So there’s a common complaint among some of the pious that we liberals pick and choose our morality rather than ordering the prix fixe meal they offer.
The editors at Worldchanging found an admonishment to that sentiment in a series of responses that Spiked got when they asked scientists what would be the one thing they’d like to teach the world. Dr. Phillip Ball says he’d like people to grok that science isn’t a smorgasbord either:
To take one little example, someone who does not believe in relativity will need to come up with another explanation for why gold is yellow rather than silvery, as well as why we cannot then calculate the correct trajectory of the planet Mercury. These deep theories of science form a more-or-less integrated whole, even if the structure gets fuzzy around the edges. Science, unlike art, is not ultimately a matter of taste.

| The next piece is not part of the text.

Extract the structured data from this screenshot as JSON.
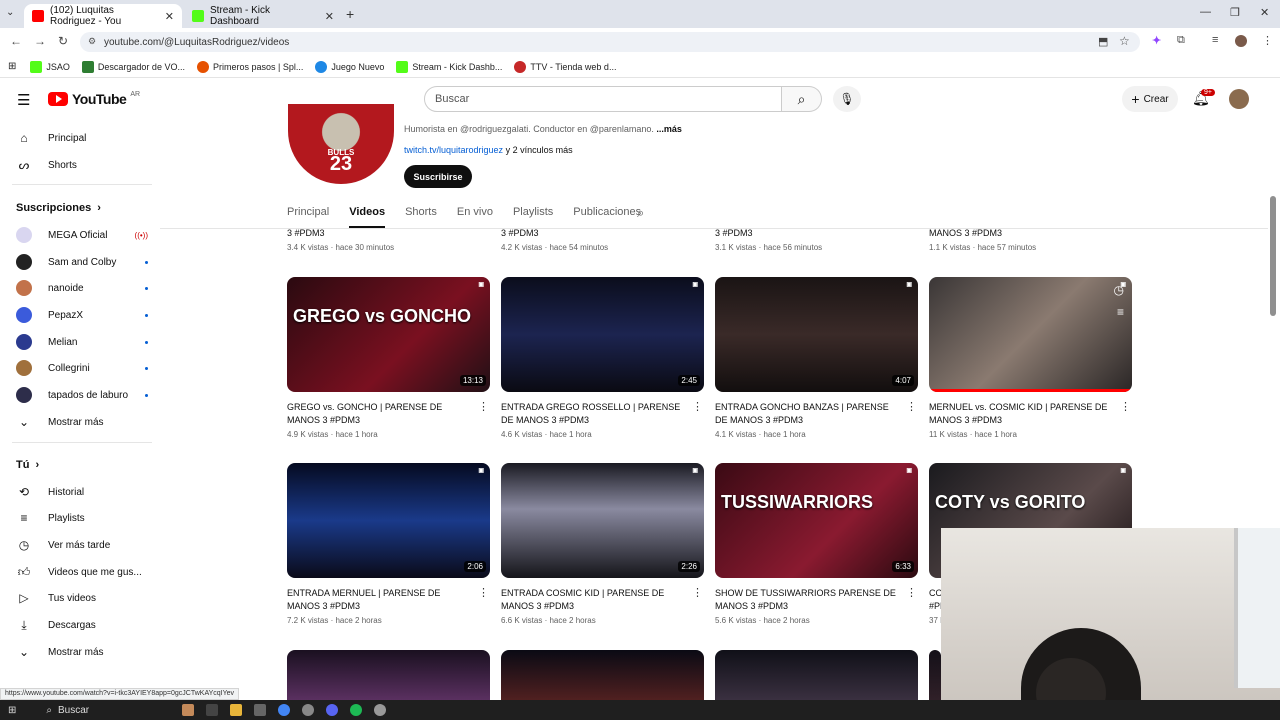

Katha Pollitt’s take comes with considerably more snark:
Under the new plan, creationists could continue their efforts to wreck science education and dumb down their kids–but first, they would pledge to abstain from any real-life benefits of evolutionary theory. Flu vaccines, for example, rely for their effectiveness on yearly reformulation to account for the evolution of the influenza virus. No evolution? Achoo for you!
Gwyneth Jones (WisCon 29 GoH) latches on this in her novel Life. In one section, the protagonist has an overseas gig on a former Malaysian island annexed by an Islamic Indonesian government. The rulers enforce the hejab, ban mobile phones and the web, but are happy to pay her firm for in-vitro fertilization and more exotic reproductive technologies
Daz, a human rights lawyer, sets us straight about all this hypocrisy. It’s nothing to do with Islam. It’s about controlling communication, you dorks.